Witam POMÓŻCIE!
Na wstępie dodam, że jestem babą, nie martwcie się jak czegoś nie zakapuje mój mąż przełoży mi to z mechikowego języka na mój babski
Mam w końcu wymarzoną bellę 2,4 jtd moja 3 ale pierwsza w dieslu.
Problem:
nie odpala za każdym razem, jak nie słychać po przekręceniu zapłonu odgłosu pompki paliwowej to znaczy,że nie odpali (kręci, kręci ale na tym się kończ)
Wczoraj wymieniłam pomknę paliwową w baku odpalała ze 20 razy pod rząd normalnie myślałam,że problem z głowy, a rano dupa nie opala
o co kaman??????
jakiś czujnik? czy co?... czytałam na forach o cz. położenia wału i hall
Auto podczas jazdy zapier... ,nic nie gaśnie, nie dławi się zasuwa jak trzeba (czyli to nie czujnik położenia wału)
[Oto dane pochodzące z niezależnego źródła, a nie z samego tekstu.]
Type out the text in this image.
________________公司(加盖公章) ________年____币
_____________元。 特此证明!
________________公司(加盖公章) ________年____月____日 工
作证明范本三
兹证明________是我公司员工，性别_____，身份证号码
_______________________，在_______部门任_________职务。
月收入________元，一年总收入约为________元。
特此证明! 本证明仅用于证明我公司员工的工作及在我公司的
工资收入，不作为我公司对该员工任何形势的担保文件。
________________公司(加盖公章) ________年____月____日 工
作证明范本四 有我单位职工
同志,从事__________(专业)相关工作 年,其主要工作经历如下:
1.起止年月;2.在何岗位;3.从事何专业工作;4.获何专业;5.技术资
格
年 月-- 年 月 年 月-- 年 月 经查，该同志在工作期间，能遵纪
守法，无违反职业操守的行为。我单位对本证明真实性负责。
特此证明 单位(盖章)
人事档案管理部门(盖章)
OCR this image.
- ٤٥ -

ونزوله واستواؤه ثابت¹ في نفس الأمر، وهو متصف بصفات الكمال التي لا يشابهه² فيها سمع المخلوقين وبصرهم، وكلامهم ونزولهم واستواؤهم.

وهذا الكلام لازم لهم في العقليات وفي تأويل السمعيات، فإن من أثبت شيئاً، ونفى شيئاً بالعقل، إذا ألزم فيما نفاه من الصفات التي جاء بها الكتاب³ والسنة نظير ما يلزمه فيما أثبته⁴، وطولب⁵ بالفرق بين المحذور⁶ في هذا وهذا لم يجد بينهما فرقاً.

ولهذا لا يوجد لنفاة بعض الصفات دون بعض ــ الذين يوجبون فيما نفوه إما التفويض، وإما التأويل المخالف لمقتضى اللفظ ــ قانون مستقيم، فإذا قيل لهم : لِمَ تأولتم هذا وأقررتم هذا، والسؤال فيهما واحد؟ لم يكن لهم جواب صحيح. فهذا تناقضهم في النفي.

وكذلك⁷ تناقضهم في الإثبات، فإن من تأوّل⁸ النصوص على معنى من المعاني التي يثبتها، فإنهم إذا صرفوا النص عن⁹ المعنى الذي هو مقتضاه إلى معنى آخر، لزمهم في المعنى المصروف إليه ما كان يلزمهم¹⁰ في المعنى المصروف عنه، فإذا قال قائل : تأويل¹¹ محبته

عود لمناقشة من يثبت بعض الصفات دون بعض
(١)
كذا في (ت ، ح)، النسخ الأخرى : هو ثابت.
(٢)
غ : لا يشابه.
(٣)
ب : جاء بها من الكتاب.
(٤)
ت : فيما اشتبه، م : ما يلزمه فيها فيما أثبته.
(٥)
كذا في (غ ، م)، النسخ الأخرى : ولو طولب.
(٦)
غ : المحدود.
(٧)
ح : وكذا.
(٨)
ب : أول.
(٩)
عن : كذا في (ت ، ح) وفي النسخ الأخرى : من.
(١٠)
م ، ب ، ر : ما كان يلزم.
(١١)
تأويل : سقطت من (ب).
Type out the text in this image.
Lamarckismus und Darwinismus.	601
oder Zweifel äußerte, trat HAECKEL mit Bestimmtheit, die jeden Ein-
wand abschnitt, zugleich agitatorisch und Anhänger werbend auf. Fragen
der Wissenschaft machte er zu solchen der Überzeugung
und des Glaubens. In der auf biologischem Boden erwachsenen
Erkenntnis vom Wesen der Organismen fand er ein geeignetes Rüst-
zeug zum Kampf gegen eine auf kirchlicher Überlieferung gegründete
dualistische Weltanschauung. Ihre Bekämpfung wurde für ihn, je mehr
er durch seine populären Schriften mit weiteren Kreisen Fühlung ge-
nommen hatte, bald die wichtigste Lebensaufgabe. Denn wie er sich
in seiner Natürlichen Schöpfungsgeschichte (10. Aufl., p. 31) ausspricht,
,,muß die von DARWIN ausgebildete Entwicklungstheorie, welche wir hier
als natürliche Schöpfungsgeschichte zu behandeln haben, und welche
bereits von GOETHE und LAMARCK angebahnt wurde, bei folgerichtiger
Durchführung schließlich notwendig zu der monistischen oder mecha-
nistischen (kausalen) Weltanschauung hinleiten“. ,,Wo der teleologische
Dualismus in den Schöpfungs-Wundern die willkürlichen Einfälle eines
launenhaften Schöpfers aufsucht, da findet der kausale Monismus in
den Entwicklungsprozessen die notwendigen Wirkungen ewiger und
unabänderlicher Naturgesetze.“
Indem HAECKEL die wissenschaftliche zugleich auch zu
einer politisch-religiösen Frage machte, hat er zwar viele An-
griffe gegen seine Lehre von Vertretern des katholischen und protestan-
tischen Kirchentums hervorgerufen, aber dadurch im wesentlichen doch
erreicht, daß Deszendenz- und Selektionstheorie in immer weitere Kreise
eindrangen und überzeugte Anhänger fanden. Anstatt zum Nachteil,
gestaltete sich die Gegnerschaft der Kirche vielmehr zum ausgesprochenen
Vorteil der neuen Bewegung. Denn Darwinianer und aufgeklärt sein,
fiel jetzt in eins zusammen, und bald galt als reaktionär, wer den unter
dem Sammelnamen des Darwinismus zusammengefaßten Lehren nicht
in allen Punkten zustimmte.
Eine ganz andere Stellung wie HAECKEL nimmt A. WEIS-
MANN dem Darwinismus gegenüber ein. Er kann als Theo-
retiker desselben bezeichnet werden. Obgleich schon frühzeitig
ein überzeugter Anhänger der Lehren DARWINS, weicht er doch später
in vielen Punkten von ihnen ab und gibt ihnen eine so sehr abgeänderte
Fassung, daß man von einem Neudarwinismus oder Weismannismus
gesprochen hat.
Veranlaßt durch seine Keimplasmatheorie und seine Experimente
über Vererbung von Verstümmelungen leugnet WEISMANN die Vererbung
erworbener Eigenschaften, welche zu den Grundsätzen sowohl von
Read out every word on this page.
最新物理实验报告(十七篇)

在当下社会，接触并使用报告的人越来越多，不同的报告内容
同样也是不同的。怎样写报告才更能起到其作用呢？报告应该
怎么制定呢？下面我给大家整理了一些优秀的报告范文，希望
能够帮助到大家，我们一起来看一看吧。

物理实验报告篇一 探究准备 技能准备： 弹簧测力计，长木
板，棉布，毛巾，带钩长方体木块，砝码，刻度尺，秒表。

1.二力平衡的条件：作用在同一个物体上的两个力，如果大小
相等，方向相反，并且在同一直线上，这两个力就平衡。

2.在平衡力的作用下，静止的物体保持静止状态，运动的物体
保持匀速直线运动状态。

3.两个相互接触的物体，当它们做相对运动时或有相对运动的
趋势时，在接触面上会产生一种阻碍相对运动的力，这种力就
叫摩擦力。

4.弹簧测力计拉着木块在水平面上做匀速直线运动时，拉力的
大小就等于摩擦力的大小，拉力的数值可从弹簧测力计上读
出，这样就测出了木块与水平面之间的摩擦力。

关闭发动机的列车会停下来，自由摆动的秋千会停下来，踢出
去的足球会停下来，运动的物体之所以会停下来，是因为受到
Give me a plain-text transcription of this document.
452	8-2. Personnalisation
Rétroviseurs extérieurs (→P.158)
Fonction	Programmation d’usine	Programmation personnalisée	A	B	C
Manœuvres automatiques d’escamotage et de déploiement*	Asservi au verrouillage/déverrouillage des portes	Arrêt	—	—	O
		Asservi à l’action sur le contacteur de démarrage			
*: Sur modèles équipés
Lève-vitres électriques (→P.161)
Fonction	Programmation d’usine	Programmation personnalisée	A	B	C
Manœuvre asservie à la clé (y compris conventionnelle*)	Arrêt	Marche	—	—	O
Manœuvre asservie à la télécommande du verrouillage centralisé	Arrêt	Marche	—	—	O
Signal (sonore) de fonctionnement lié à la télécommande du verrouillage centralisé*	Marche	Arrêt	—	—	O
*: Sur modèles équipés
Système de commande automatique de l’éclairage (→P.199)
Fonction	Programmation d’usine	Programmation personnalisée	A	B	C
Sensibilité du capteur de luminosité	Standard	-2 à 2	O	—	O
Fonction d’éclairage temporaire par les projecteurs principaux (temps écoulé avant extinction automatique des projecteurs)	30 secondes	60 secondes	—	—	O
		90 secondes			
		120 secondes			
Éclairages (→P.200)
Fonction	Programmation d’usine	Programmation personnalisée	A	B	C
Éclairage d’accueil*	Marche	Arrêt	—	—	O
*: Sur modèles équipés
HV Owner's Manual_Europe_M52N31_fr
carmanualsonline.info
dodam że po kupieniu (stała u gościa na podwórku 3 mies.) zapaliła mi się marchewka podczas jazdy, ale to był incydent powtórzył się 2 razy, od 2 tyg. nic takiego się nie dzieje, czy to wskazuje na czujnik Halla?
po takim długim staniu u gościa wymienione płyny i filtry (oprócz paliwa - może to to?)
nawet simering na wale wymieniony bo smarkało z niego
Odpiszcie jak ktoś miał coś podobnego!